HBase (main):003:0> create ' Sgt ', ' CF '
0 row (s) in 1.2200 seconds
HBase (main):003:0> list
Sgt
1 row (s) in 0.0550 seconds
HBase (main):004:0> put ' Sgt ', ' Row1 ', ' cf:a ', ' value1 '
0 row (s) in 0.0560 seconds
HBase (main):005:0> put ' Sgt ', ' Row2 ', ' cf:b ', ' value2 '
0 row (s) in 0.0370 seconds
HBase (main):006:0> put ' Sgt ', ' row3 ', ' cf:c ', ' value3 '
0 row (s) in 0.0450 seconds
Check insert: Scan this table
HBase (main):005:0> Scan ' Sgt '
Get row, action as follows
HBase (main):008:0> get ' Sgt ', ' Row1 '
Disable again drop this table, you can clear the action you just
HBase (Main):012:0> Disable ' Sgt '
0 row (s) in 1.0930 seconds
HBase (Main):013:0> drop ' Sgt '
0 row (s) in 0.0770 seconds
Exporting and importing
HBase Org.apache.hadoop.hbase.mapreduce.Driver Export Sgt Sgt
The exported table, in the current user directory of the Hadoop file system, in the Sgt folder. For example, the directory structure after export in the Hadoop file system:
Hadoop Dfs-ls
Found 1 Items
Drwxr-xr-x-hadoop supergroup 0 2013-10-22 10:44/user/hadoop/small
Hadoop Dfs-ls./small
Found 3 Items
-rw-r--r--2 hadoop supergroup 0 2013-10-22 10:44/user/hadoop/small/_success
Drwxr-xr-x-hadoop supergroup 0 2013-10-22 10:44/user/hadoop/small/_logs
-rw-r--r--2 hadoop supergroup 285 2013-10-22 10:44/user/hadoop/small/part-m-00000
When you import this table into a hbase in another cluster, you need to put part-m-00000 in another hadoop, assuming the path to put is also:
/user/hadoop/small/
Also, the hbase to be imported is already built with the same form.
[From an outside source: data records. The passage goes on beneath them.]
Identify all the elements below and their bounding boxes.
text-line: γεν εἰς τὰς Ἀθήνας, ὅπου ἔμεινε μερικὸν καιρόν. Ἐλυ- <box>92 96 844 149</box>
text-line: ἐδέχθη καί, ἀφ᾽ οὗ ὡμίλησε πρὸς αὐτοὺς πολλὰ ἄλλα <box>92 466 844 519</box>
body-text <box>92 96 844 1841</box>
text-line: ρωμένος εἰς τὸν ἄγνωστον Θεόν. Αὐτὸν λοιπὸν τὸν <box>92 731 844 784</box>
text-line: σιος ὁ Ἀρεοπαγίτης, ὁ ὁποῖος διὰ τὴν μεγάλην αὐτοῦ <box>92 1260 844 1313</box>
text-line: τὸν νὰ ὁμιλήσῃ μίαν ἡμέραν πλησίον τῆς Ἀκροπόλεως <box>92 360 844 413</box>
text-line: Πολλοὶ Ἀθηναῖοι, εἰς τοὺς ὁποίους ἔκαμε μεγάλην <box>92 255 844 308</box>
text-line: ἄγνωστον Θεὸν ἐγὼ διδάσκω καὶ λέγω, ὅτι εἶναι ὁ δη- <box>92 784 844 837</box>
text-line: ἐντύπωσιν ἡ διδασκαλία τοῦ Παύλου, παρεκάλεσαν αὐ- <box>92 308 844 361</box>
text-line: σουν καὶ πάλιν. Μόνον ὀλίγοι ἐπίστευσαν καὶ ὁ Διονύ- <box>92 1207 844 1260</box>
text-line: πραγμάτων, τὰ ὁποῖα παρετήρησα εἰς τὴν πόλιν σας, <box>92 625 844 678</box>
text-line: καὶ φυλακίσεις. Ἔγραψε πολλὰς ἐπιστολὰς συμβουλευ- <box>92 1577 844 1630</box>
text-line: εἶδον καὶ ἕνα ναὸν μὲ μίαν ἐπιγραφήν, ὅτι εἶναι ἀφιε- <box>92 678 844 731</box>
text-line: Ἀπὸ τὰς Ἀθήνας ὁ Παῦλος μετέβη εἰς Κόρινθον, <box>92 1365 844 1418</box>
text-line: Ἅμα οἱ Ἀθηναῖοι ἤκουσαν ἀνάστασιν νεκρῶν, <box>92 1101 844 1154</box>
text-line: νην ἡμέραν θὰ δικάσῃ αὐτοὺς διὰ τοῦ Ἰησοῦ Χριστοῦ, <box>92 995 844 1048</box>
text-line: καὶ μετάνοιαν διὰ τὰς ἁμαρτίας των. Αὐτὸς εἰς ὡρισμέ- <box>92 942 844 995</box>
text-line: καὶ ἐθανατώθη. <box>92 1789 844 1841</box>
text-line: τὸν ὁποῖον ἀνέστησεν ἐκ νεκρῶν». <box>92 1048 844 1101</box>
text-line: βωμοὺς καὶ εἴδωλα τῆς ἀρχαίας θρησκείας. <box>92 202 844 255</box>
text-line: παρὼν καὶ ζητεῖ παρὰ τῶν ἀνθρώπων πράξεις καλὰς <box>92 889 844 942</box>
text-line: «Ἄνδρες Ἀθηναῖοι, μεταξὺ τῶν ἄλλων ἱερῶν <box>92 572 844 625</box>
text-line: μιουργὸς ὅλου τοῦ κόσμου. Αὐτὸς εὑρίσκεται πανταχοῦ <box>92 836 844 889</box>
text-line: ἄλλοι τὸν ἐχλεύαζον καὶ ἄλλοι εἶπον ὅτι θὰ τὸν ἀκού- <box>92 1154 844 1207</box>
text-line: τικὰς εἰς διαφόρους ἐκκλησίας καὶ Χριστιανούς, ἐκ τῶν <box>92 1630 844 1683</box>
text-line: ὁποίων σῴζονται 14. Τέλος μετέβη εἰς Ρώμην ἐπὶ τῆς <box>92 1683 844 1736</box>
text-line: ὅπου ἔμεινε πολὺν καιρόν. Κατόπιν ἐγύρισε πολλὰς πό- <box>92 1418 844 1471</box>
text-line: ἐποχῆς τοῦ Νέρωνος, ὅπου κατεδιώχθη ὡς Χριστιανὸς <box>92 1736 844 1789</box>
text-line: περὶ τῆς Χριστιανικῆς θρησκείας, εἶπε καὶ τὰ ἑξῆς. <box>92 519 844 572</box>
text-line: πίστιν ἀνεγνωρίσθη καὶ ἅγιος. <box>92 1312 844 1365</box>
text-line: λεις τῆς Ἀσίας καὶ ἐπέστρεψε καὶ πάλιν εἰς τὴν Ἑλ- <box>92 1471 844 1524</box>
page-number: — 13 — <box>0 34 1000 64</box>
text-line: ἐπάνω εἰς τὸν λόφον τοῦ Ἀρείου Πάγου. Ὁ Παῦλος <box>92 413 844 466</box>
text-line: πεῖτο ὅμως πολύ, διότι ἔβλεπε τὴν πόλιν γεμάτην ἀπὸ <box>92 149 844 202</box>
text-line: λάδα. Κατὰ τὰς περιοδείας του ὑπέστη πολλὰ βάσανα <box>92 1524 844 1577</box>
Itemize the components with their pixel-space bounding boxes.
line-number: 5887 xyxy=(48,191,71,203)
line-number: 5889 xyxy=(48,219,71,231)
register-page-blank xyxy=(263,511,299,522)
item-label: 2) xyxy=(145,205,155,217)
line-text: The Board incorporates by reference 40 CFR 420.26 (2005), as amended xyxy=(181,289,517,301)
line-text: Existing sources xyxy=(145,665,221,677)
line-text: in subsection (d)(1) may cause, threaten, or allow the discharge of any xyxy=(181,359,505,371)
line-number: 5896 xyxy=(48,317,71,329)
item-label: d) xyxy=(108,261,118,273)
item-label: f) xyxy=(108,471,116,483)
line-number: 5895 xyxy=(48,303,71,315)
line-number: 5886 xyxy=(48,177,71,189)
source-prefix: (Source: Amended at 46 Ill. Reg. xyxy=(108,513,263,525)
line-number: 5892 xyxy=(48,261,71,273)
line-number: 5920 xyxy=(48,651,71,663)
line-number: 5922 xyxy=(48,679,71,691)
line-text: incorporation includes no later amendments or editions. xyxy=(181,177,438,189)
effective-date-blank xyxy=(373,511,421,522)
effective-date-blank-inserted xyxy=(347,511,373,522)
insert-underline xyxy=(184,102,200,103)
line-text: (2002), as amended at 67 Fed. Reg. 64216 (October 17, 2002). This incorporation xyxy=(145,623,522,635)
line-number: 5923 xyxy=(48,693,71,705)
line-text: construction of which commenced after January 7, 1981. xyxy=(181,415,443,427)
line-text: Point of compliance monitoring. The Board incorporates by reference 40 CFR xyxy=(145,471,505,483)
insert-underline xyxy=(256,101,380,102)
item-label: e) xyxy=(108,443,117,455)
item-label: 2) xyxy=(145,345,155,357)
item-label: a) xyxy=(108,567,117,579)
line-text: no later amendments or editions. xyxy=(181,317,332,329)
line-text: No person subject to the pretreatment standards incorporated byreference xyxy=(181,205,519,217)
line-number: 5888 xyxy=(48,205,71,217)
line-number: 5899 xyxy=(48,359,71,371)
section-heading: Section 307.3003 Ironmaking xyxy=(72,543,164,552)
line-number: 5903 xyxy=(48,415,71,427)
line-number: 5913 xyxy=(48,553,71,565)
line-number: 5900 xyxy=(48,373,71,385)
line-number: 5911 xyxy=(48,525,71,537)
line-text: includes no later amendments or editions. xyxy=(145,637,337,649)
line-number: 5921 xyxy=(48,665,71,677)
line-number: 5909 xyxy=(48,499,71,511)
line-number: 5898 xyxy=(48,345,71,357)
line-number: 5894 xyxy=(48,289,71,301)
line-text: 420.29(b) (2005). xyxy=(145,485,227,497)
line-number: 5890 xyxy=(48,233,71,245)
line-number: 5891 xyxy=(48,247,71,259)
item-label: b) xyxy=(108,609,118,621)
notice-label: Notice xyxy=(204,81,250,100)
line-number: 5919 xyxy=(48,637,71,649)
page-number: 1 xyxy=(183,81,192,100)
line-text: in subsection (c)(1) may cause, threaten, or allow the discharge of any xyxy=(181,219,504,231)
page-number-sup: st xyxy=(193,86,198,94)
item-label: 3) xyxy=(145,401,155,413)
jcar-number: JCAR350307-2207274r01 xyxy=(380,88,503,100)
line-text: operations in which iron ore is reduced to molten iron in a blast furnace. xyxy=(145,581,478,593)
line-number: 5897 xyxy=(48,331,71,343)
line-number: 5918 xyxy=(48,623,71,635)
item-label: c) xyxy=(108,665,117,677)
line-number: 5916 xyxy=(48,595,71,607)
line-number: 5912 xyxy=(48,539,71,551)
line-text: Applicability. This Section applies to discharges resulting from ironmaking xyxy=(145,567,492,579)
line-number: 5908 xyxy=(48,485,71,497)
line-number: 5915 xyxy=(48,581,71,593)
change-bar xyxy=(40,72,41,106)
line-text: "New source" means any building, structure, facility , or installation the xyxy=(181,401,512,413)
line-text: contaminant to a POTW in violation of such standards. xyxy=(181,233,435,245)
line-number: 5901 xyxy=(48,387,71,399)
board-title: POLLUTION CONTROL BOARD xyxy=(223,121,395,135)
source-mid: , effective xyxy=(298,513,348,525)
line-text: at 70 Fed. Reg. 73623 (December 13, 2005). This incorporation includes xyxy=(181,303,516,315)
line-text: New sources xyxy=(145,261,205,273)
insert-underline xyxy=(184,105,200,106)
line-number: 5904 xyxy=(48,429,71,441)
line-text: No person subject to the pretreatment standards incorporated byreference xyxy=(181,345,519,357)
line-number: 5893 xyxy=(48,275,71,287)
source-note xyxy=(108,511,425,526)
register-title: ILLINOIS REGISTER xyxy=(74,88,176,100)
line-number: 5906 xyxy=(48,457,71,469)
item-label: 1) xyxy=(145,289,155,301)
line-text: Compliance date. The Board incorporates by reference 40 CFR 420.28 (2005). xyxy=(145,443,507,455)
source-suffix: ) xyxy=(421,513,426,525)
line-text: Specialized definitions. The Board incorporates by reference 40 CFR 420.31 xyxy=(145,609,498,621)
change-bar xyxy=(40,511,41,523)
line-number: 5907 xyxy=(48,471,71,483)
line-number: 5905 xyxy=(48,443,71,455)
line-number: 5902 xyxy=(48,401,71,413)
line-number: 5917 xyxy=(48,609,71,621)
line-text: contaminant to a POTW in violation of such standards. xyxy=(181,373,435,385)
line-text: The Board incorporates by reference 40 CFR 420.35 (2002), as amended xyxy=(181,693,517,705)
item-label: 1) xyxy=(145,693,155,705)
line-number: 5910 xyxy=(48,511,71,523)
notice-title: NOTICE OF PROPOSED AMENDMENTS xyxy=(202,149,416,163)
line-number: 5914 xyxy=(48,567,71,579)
Then import data from Hadoop to HBase:
HBase Org.apache.hadoop.hbase.mapreduce.Driver Import Sgt part-m-00000
In this way, the hbase data can be imported to another HBase database without any surprises.
4.2 Web View
For accessing and monitoring the running state of the Hadoop system
Daemon Default port configuration parameters
HDFSNamenode50070dfs.http.address
Datanodes50075dfs.datanode.http.address
Secondarynamenode50090dfs.secondary.http.address
Backup/checkpoint node*50105dfs.backup.http.address
MRJobracker50030mapred.job.tracker.http.address
Tasktrackers50060mapred.task.tracker.http.address
HBaseHMaster60010hbase.master.info.port
HRegionServer60030hbase.regionserver.info.port
Http://192.168.56.1:60010/master-status
5 Summary
This paper introduces the configuration of HBase installation and configuration, including single machine, pseudo distribution, fully distributed three modes, and focuses on the installation and configuration of HBase distributed cluster. The following will introduce Chukwa cluster, pig, etc.